Another big advantage offered by centralised plant in multi-residential buildings is to simplify the integration of renewable technologies, which is encouraged by legislation such as Part L of The Building Regulations and the Code for Sustainable Homes.

Adding, for example, solar thermal to an individual boiler in each dwelling would be much more costly and time consuming. Each apartment would need buffer storage, pipework, pumping station, individual solar collectors etc. — which would likely make the systems unfeasible.

With a communal system, however, it is more cost-efficient to integrate a commercial-sized solar thermal system centrally with buffer storage in the main plant room. The energy-saving benefits of such a system can then be enjoyed by all residents without standalone systems being required in their flat. This improved ability to introduce renewables centrally has also resulted in the increase and improved development of sustainable CHP systems.

The refurbishment of tower blocks in Southampton included the installation of twenty 150 kW Evomax boilers from Ideal Commercial Boilers and heat-interface units in each apartment so that tenants only pay for the heating and hot water they actually use.
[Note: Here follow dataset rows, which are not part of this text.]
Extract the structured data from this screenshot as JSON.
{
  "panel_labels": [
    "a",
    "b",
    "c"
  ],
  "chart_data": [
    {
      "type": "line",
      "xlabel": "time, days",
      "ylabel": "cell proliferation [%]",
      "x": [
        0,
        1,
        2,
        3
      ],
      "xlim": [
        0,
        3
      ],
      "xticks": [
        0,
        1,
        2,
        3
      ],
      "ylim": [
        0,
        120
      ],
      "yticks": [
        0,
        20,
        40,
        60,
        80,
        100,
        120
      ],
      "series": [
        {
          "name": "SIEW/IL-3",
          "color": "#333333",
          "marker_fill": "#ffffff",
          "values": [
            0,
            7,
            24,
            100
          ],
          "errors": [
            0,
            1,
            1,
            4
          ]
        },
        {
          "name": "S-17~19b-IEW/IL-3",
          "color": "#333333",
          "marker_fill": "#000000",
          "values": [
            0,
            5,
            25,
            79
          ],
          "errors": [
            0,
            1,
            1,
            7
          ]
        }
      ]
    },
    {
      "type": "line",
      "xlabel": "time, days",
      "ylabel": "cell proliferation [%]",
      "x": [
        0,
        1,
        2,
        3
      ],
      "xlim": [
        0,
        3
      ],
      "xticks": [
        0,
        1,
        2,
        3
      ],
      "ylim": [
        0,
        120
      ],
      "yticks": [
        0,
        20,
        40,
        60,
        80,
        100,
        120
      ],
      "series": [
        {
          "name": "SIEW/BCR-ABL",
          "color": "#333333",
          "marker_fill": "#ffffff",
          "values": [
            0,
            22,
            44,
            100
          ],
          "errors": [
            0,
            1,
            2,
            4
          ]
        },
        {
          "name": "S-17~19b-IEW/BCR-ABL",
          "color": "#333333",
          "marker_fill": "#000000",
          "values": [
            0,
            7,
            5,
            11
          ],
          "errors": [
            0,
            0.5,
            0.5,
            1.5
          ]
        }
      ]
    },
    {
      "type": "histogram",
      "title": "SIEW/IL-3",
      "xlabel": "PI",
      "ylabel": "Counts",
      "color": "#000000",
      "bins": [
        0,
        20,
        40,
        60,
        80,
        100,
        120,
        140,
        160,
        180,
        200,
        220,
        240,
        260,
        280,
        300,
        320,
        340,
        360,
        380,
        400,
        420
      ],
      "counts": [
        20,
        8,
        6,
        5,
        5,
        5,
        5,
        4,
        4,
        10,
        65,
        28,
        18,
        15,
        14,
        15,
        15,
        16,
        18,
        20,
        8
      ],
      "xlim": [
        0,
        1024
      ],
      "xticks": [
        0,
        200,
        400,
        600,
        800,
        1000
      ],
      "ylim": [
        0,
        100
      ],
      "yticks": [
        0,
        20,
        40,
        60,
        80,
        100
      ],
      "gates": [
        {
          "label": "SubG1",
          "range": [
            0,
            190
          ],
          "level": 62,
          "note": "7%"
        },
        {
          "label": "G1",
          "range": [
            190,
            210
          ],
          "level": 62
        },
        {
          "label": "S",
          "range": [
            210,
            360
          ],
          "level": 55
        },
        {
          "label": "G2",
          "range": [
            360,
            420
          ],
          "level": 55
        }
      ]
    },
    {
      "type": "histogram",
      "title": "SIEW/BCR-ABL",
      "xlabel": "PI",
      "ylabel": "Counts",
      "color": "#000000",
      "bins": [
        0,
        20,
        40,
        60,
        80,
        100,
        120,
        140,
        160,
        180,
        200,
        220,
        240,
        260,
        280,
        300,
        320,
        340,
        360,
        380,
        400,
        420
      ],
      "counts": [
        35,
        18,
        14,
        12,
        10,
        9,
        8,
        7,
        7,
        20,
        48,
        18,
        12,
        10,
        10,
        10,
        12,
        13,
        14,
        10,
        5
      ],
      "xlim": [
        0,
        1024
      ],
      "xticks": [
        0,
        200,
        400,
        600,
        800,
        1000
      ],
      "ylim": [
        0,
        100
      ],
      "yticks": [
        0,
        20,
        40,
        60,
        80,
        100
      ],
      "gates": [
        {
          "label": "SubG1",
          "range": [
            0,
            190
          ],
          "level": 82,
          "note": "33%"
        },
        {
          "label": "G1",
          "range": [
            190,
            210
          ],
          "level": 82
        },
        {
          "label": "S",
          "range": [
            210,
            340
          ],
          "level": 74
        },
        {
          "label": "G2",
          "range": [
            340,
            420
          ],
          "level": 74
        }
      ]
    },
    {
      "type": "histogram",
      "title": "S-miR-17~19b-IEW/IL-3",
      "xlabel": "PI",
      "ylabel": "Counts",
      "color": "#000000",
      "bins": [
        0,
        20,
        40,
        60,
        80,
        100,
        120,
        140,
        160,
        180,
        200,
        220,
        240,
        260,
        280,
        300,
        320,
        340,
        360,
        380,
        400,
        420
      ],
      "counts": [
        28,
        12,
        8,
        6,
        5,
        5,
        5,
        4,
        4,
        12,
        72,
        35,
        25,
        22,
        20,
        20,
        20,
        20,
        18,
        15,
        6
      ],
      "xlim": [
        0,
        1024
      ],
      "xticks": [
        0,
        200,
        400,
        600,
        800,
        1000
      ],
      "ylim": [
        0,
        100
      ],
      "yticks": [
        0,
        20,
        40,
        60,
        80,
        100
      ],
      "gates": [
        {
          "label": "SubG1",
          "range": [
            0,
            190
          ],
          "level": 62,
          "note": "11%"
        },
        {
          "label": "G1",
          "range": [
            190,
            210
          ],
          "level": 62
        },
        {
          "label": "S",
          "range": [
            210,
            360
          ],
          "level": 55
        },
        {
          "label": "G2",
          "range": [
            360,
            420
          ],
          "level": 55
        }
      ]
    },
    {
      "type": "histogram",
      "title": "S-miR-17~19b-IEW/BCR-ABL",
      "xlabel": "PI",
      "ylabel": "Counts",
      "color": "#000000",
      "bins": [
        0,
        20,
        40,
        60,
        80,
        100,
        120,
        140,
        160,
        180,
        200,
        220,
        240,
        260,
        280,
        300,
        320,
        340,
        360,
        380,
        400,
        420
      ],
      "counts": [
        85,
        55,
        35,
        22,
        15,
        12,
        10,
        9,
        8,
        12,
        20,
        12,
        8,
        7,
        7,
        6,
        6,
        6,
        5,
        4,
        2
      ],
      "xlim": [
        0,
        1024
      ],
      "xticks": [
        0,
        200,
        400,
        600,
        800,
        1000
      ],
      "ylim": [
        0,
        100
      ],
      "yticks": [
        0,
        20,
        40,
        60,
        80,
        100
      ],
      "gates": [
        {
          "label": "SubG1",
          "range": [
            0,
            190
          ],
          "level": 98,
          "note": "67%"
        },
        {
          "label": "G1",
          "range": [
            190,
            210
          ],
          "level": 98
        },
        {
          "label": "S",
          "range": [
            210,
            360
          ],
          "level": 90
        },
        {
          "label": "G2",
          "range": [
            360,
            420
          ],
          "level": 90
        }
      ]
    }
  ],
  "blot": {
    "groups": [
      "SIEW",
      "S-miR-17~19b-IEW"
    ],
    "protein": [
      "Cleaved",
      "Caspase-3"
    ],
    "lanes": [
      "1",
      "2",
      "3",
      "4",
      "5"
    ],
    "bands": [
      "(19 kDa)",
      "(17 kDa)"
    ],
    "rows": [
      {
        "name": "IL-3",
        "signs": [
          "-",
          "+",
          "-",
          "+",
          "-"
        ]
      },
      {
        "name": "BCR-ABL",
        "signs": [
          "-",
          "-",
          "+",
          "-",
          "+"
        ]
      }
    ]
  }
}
Another benefit of HIUs is that in a correctly designed system HIUs as a component part can help achieve the low return temperatures that are increasingly required for the efficient operation of modern and renewable technologies as advised by Part L of the Building Regulations, thereby enhancing the condensing function of modern commercial boilers to further improve system efficiency.

By law, building owners that rent out accommodation must have all boilers serviced annually and provide a gas-safety certificate (if it is a gas boiler), which in the case of individual boilers within dwellings can cause issues with access, costs and time as there could be a large number of boilers requiring inspections per year. Landlords or building managers will also want systems that are straightforward to service and maintain. Communal systems provide this because HIUs do not burn gas, so they do not require any maintenance or yearly safety inspections. The only plant requiring servicing is that within the main energy centre.

Another benefit to building owners is that the inclusion of M-bus meters facilitates remote metering — resulting in simple, accurate automatic billing to the tenants. Both of these benefits remove the need for physical access to each flat to read meters or service equipment, thus minimising disruption to occupants

As with any heating system, each multi-residential building must be assessed individually, as each will have its own unique array of factors that will need to be taken into consideration during the design of the system and the specification of main plant and HIUs. Manufacturers of modern HIUs can offer in-depth training courses as well as technical support to ensure that designers and installers are not only familiar with the product functions and benefits but also have access to sizing, design and commissioning guidance throughout a project, ensuring the systems are well implemented so the benefits offered can be realised in practice.

Simon Carpenter is specification manager for Ideal Commercial Boilers.